9.17.2005

A Closer Look At Some Myths About Death

Throughout history, man has stood perplexed and apprehensive before the dark prospect of death. What is more, fear of death has been fueled by a mix of false religious ideas, popular customs, and ingrained personal beliefs. The problem with fear of death is that it can paralyze one's ability to enjoy life and erode one's confidence that there is meaning to life.
Popular religion is especially reprehensible for promoting a number of popular myths regarding death. By examing a few of these under the light of Bible truth, see if you personal perceptions about death can be clarified.


Myth 1: Death is the natural end of life.
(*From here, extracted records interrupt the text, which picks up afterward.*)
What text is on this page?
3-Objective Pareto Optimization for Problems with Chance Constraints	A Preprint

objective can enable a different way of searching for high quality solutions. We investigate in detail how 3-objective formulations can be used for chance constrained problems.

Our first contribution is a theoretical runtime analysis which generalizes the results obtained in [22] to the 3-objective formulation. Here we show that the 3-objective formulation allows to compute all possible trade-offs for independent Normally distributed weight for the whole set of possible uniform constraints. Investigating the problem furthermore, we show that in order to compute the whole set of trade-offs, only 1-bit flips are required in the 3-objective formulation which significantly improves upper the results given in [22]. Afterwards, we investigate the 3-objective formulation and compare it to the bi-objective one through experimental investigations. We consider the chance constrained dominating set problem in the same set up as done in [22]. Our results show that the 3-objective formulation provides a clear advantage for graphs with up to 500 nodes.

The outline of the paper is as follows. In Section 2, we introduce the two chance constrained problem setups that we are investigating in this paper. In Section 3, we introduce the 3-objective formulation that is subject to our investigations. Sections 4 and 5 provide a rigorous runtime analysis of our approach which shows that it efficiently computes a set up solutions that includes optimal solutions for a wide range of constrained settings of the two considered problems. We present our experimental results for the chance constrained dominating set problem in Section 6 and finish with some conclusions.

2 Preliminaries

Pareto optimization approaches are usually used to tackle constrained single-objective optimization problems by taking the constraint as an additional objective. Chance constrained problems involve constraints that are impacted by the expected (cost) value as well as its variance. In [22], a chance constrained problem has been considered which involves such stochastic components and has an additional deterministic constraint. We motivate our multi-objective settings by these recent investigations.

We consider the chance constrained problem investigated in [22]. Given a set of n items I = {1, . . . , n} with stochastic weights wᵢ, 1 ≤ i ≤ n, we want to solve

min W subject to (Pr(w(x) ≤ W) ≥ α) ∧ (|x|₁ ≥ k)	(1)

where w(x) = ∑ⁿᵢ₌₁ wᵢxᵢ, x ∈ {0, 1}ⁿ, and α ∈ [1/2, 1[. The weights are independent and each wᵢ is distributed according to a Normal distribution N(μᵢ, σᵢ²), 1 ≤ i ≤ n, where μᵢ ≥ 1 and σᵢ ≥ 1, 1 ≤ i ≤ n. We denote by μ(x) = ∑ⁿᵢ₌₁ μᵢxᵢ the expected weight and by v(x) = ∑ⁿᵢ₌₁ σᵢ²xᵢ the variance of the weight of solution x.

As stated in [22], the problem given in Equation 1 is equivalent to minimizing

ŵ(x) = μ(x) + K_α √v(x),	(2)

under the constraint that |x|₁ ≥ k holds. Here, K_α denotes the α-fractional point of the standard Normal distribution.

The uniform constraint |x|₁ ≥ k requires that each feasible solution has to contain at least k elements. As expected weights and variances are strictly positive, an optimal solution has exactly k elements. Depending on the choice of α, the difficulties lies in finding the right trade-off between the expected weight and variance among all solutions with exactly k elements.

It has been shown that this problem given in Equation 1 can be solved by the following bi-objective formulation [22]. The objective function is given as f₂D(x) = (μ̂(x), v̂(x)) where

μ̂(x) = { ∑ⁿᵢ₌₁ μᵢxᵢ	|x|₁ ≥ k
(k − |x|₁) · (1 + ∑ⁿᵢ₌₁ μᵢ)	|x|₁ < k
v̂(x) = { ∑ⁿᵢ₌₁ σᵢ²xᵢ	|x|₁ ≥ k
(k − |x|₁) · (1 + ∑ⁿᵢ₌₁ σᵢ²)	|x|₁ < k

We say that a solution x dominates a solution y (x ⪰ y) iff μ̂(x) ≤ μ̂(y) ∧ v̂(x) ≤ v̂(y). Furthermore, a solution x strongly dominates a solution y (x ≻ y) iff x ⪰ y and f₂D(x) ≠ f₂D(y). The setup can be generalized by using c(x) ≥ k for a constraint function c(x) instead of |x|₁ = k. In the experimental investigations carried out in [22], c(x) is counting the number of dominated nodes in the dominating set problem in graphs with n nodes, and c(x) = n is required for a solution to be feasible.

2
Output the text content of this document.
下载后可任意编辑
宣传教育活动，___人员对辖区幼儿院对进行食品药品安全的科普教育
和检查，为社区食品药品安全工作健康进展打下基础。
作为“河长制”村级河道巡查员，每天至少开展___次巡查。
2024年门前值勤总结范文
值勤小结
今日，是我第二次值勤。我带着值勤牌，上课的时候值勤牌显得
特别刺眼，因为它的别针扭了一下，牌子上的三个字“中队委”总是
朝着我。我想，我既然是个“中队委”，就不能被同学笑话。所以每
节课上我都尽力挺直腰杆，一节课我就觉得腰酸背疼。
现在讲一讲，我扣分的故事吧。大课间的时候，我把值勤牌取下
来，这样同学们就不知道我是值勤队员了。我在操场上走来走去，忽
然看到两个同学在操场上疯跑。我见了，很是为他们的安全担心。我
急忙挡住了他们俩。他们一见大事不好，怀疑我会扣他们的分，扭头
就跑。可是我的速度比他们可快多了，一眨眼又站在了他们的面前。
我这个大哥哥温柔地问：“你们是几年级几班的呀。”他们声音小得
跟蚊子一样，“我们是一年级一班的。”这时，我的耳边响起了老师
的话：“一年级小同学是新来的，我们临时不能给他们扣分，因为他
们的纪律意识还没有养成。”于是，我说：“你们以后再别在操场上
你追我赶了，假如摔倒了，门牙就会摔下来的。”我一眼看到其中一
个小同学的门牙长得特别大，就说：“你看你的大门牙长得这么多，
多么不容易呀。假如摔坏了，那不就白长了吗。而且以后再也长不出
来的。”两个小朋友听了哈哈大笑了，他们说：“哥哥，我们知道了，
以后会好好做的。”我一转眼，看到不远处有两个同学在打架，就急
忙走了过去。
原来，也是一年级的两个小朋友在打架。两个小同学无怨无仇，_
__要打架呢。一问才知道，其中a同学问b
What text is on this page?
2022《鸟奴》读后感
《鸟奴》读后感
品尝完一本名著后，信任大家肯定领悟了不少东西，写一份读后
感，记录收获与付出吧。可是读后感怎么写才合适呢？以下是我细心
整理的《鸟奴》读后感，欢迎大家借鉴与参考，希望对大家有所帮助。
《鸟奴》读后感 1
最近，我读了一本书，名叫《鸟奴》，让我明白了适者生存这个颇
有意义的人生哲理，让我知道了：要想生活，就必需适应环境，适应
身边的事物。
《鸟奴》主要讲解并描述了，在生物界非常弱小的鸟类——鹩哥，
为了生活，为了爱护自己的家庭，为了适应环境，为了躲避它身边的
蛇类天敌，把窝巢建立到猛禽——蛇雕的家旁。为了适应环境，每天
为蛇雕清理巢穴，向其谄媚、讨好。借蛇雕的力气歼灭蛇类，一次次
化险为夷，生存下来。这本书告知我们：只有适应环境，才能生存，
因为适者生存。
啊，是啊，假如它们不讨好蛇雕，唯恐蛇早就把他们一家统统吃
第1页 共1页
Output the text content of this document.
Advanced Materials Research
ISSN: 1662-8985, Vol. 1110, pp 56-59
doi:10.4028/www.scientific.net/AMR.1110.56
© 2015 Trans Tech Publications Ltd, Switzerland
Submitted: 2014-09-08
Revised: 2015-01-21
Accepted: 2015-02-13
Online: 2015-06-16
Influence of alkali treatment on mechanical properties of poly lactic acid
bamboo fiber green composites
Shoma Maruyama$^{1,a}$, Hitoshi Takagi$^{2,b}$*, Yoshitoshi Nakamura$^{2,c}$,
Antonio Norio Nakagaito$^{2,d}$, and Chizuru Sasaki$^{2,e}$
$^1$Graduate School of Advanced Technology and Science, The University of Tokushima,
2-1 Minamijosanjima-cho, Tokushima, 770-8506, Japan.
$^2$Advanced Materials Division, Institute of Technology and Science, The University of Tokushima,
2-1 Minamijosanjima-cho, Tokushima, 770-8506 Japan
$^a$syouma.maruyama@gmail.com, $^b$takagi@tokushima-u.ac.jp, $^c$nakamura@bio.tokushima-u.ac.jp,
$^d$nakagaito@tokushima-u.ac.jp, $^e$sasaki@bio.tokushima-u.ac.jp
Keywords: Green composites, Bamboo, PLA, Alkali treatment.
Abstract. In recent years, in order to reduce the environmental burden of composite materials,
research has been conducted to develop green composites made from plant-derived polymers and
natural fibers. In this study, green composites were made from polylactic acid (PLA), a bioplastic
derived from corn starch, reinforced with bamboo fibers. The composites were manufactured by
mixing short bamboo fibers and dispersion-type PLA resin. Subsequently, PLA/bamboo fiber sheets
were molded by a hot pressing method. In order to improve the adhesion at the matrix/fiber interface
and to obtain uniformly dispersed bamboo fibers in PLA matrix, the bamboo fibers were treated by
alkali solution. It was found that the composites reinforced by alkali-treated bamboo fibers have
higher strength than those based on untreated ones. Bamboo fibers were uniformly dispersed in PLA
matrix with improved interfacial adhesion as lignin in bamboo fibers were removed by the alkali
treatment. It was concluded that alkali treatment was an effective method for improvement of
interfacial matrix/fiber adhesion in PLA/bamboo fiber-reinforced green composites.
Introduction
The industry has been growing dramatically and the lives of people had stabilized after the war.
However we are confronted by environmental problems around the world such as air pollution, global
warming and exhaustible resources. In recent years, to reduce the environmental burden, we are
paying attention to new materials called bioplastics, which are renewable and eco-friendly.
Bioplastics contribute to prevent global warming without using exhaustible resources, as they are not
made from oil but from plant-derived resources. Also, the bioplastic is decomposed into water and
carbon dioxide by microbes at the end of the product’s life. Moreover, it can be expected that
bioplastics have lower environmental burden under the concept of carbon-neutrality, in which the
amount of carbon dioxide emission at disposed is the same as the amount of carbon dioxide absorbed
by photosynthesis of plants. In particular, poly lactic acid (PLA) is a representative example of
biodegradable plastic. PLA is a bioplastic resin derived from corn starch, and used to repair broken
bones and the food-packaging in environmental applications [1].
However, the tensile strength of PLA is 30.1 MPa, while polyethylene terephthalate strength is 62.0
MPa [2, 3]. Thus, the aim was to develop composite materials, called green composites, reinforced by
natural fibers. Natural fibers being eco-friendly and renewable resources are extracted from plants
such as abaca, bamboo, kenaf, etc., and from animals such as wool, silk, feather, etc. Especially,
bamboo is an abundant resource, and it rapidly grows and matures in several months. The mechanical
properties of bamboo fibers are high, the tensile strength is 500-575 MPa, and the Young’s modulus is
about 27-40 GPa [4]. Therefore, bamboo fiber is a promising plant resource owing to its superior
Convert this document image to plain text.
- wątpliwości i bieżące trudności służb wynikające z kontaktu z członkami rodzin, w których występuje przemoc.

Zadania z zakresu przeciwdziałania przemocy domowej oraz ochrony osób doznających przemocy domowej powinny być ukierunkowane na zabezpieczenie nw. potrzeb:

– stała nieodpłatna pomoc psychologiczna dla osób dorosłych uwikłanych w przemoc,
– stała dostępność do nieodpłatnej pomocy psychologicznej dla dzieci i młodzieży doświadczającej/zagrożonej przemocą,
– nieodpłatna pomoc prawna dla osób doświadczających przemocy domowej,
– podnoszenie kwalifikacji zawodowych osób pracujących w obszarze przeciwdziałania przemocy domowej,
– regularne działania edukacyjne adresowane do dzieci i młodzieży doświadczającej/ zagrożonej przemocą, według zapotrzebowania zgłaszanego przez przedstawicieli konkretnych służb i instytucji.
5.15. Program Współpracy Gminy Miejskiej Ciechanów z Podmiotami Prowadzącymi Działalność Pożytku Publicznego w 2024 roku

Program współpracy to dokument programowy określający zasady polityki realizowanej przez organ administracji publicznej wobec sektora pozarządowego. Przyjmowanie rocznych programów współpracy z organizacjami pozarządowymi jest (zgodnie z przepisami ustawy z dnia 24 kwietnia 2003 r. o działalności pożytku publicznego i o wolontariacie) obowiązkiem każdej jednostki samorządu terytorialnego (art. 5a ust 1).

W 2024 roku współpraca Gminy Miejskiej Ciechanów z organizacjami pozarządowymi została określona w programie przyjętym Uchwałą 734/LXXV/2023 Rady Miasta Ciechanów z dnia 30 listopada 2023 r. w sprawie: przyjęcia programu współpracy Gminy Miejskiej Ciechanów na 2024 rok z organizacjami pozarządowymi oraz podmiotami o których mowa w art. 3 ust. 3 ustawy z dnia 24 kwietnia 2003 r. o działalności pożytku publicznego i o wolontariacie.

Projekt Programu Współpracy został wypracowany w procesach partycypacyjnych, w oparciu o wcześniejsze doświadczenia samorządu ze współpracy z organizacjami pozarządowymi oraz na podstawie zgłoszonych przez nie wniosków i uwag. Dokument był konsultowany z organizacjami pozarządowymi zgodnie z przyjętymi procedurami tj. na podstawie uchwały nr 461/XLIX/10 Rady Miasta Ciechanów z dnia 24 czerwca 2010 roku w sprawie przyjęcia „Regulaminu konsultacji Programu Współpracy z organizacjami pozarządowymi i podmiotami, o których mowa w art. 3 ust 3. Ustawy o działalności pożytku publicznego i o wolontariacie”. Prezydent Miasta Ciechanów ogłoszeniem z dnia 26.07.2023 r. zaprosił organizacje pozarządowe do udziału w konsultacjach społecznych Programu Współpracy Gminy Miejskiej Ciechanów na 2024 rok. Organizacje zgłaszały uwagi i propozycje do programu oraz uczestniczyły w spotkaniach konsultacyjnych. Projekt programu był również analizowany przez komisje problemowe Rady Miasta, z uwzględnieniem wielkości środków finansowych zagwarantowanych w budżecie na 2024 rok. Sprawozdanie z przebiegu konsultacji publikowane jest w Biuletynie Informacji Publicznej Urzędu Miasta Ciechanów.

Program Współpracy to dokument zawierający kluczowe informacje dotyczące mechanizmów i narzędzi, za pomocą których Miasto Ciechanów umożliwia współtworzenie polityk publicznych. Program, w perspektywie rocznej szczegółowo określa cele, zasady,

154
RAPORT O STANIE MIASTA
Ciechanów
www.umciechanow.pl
"Death ...is an integral part of our lives, " says the book of Death - The Final Stage Of Growth. Comments like this reflect the belief that death is normal, the natural ending of all living organisms. In turn, such a belief has fostered a nihilistic philosophy and opportunistic behavior in many.
But is death really the natural end of life? Not all researchers believe so. For instance, Calvin Harley, a biologist who studies human aging, says in an interview that he does not believe that humans "have a program to die." Immunolisist William Clark observed: "Death is not inextricable interwined with the definition of life." And Seymour Benzer, of the California Institute of technology, muses that "aging can be better described not as a clock but as a scenario, which we can hope to edit."
When scientists study the design of humans, they are baffled. They find that we have been endowed with resources and capabilities that far exceed the needs of our 70 - 80 year life span. For example, scientists have found that the human brain has immense memory capacity. Our reseacher estimated that our brain can hold information that "would fill some twenty million volumes, as many as in the world's largest libraries." Some neuroscientist figure that during an average lifetime, a person uses only 1/100 of 1 percent (.0001) of his potential brain capacity. It is appropriate to ask, 'why do we have a brain with such a large capacity when we utilize only a tiny fraction of it in an average lifetime?'

Consider also how unnaturally humans react to death! For the majority, the death of a wife, a husband, or a child can be the oust upsetting experience of a lifetime. People's entire emotional makeup is often jarred for a long time after the death of a person dearly loved. Even those who claim that death is natural to humans find it hard to accept the idea that their own death will mean the end of everything. The British Medical Journal spoke of "a common expert presumption that everybody wants to live as long a possible."

In view of man's general reaction to death, his amazing potential for remembering and learning, and his inward longing for eternity, is it not clear that he was made to live in it? Indeed, God created humans, not with death as the natural outcome, but with the prospect of living on indefinitely. Note what God set before the first human pair as their future: "Be fruitful and become multiply and fill the earth and subdue it, and have in subjection the fish of the sea and the flying creatures of the heavens and every living creature that is moving upon the earth." (Genesis 1:28) What a wonderful, lasting future that is!